Le terrain était parsemé de vignes et de houblonnières depuis lesquelles des éléments Prussiens embusqués engagèrent le combat. Après avoir bousculé ces éléments, les cuirassiers pénètrent dans Morsbronn par le nord, essuyant un feu nourri venant des maisons où les Prussiens s'étaient retranchés. Continuant leur charge, ils arrivèrent à la bifurcation de la rue principale du village. Les uns se dirigent à gauche vers la route de Wœrth-Haguenau, la majorité des autres, trompés par la largeur de la rue, s’y engagèrent au grand galop. Se rétrécissant progressivement jusqu’à l’église, cette rue devient une souricière où les cavaliers s’entassent pêle-mêle et deviennent la cible facile des tireurs prussiens. À leur tour, les deux escadrons du 6e lanciers s’engouffrèrent par le nord dans Morsbronn où ils subissent le même sort que les cuirassiers. En peu d’instants, ces escadrons furent anéantis.

Le général Michel tenta une action de secours, haranguant ses troupes : « Camarades, on a besoin de nous, nous allons charger l’ennemi ; montrons qui nous sommes et ce que nous savons faire, vive la France ! ».

Les cavaliers subirent le feu de tireurs embusqués avant d'arriver sur Morsbronn, où trois régiments d'infanterie prussienne se préparaient à marcher sur le Niederwald, plusieurs de leurs bataillons déjà sortis du village. Pris sous un feu d'infanterie nourri, les cuirassiers subirent de très lourdes pertes mais parvinrent à prendre le village en tenaille.

Alors qu'il tentait de charger Morsbronn, l'escadron de tête du 9e cuirassiers se jeta dans un ravin ; les escadrons suivants, menés par le colonel François Henri Guiot de La Rochère, contournèrent l'obstacle. Les cuirassiers parvinrent à pénétrer Morsbronn et le dégager malgré une forte résistance. Après s'être regroupés au sud du village, la cinquantaine de cavaliers survivants se heurtèrent à une unité de cavalerie prussienne mais parvinrent à s'enfuir et à rejoindre les troupes françaises à Saverne.

Le 8e cuirassiers, après s’être séparé du 9e devant le centre de Morsbronn, s'avança vers l'Ouest sous le feu de l'artillerie prussienne pour rejoindre la route qui traversait Morsbronn.
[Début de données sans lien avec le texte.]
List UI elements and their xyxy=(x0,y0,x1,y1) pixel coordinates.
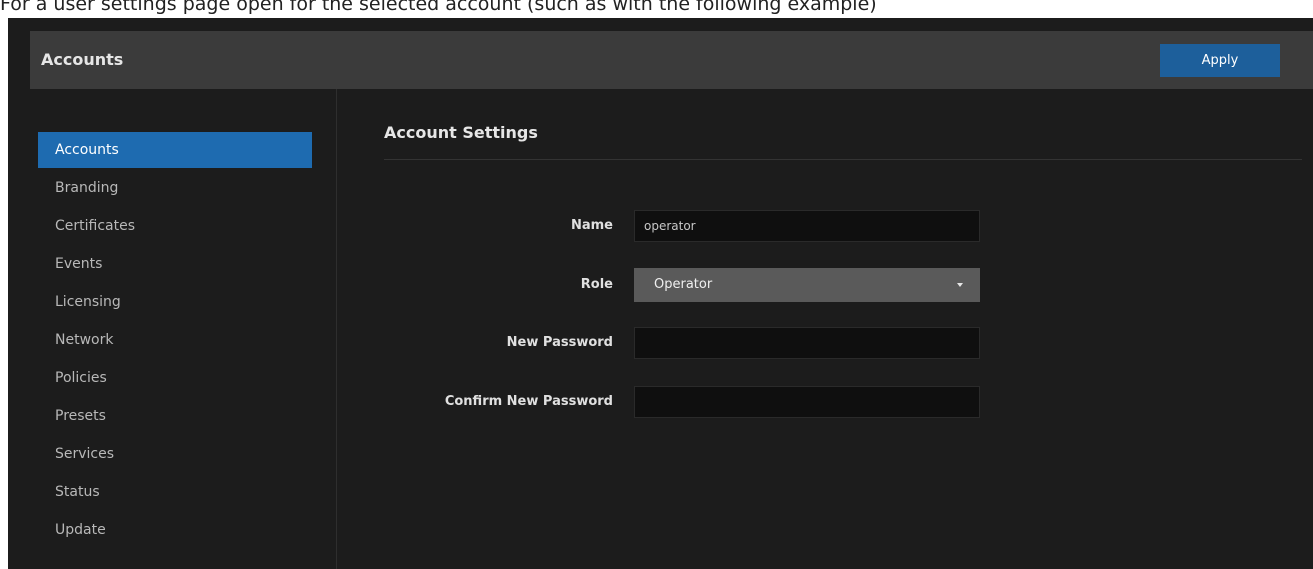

Culbutant une compagnie de pionniers, le régiment tenta de charger le village pour y être anéanti par les troupes prussiennes qui s'y étaient fortifiées. Seuls 17 cavaliers parvinrent à se dégager et à retrouver les lignes françaises.

Ernest Renan

Ernest Renan utilise cette page d'histoire comme métaphore de l'humanité souffrante :

"Agir pour Dieu, agir en présence de Dieu, sont des conceptions nécessaires de la vie vertueuse. Nous ne demandons pas un rémunérateur ; mais nous voulons un témoin. La récompense des cuirassiers de Reichshofen dans l’éternité, c’est le mot du vieil empereur : « Oh ! les braves gens ! » Nous voudrions un mot de Dieu comme celui-là. Les sacrifices ignorés, la vertu méconnue, les erreurs inévitables de la justice humaine, les calomnies irréfutables de l’histoire légitiment ou plutôt amènent fatalement un appel de la conscience opprimée par la fatalité à la conscience de l’univers. C’est un droit auquel l’homme vertueux ne renoncera jamais. Dans les situations héroïques de la Révolution, la nécessité de l’immortalité de l’âme fut réclamée à peu près par tous les partis. Le souci des mémoires et des papiers justificatifs tenait, chez les hommes de ce temps, au même principe. Ils écrivaient, écrivaient, persuadés qu’il y aurait quelqu’un pour les lire. On voulait absolument un juge au-delà de la tombe ; on le demandait à la conscience du monde ou à la conscience de l’humanité".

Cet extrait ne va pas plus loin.